In its recently published 2020 Malawi Financial Inclusion Report, the firm observed that the average cost of using a bank account in Malawi did not change between 2015 and 2020, which may be a significant constraint to uptake and usage of bank services.

FinMark Trust figures suggest that while 69 percent of respondents in Malawi opened accounts, 41 percent of them used the account once and 10 percent of them became active users.

Some Malawians are still using cash to run away from bank charges

Reads the report in part: “The study suggests that the fees associated with opening accounts and maintaining them make accounts unaffordable for the majority of the unbanked respondents.

“It is not clear, though, if universal access will be achieved by 2030 [one of the United Nations Sustainable Development Goals]. This goal is especially at risk given that bank costs and charges have not fallen significantly and given high mobile money charges in Malawi.”

Currently, CDH Investment Bank (CDHIB) and NBS Bank plc ask customers to pay K10 000 and K16 000 for a replacement of a new automated teller machine (ATM) card while their counterparts at Standard Bank plc are debited K15 000 as monthly service fees for private current account holders.

NBS Bank plc customers on the other hand, pay K25 000 a monthly service fee. Bank cheque fetch K15 000 and K35 000, respectively, for a 50-paged and 100-paged.

However, despite the challenges, there has been progress in the penetration of financial services.

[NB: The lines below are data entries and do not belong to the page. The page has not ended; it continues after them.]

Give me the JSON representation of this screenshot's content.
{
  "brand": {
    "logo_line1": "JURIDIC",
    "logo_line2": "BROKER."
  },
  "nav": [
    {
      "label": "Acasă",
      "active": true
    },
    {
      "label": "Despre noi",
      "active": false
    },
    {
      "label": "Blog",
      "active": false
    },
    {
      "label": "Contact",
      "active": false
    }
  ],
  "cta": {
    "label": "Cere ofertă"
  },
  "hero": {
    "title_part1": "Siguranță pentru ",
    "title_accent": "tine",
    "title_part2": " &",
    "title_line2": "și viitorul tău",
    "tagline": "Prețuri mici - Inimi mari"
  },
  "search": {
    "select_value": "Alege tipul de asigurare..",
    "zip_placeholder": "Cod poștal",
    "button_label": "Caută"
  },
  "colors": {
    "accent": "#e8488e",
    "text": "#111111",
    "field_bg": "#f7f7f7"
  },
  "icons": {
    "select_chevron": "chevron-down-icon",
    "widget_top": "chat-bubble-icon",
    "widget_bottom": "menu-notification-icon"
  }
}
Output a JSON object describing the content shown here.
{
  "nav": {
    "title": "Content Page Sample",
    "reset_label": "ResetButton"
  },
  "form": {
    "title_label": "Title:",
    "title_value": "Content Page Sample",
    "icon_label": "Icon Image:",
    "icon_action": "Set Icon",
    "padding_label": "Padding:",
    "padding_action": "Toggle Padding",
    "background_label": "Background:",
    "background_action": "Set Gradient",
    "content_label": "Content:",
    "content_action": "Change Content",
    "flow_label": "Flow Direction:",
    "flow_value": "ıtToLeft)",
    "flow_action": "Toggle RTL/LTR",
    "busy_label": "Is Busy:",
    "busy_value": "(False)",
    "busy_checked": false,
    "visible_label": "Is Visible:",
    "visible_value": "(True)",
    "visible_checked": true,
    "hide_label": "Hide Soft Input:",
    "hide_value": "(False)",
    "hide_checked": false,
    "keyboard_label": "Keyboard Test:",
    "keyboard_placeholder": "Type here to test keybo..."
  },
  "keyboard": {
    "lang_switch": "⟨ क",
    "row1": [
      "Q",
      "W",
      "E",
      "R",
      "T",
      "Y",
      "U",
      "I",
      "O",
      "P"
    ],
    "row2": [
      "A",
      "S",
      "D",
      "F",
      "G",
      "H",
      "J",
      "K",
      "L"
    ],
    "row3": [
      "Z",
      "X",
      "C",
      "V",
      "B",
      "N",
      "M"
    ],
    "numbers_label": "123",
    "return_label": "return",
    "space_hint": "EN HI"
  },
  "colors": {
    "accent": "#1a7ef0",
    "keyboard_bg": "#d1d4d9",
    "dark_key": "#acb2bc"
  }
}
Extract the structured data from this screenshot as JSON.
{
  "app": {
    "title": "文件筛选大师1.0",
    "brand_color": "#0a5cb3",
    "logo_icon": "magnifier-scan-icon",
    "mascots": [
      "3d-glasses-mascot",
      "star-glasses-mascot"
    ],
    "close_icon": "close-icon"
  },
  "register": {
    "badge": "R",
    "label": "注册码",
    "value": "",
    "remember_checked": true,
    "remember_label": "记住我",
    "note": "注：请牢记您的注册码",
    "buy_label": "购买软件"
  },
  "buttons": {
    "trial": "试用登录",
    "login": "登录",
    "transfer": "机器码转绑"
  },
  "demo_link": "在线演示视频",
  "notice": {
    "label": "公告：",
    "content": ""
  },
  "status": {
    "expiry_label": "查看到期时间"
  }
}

The World Bank Findex show that the proportion of adults that have an account at a financial institution increased from 18 percent  in 2014 to approximately 24 percent in 2017; and the proportion that have any financial services account (at a financial institution, or a mobile money account) increased significantly—from 21 percent to 37 percent.

By 2018, according to the Reserve Bank of Malawi (RBM), 45 percent of adults had access to at least one financial services product from a formal provider—up from 34 percent in 2015.

Most recently, the RBM reports that the proportion of adults with a mobile money account in Malawi increased to 57.6 percent in 2019.

Consumer rights activist John Kapito earlier said the many and high charges a depositor is demanded to pay has led to high rates of financial exclusion and made Malawi to have the lowest number of depositors.

Bankers Association of Malawi (BAM) chief executive officer Lyness Nkungula earlier said banks react differently according to their internal business policies.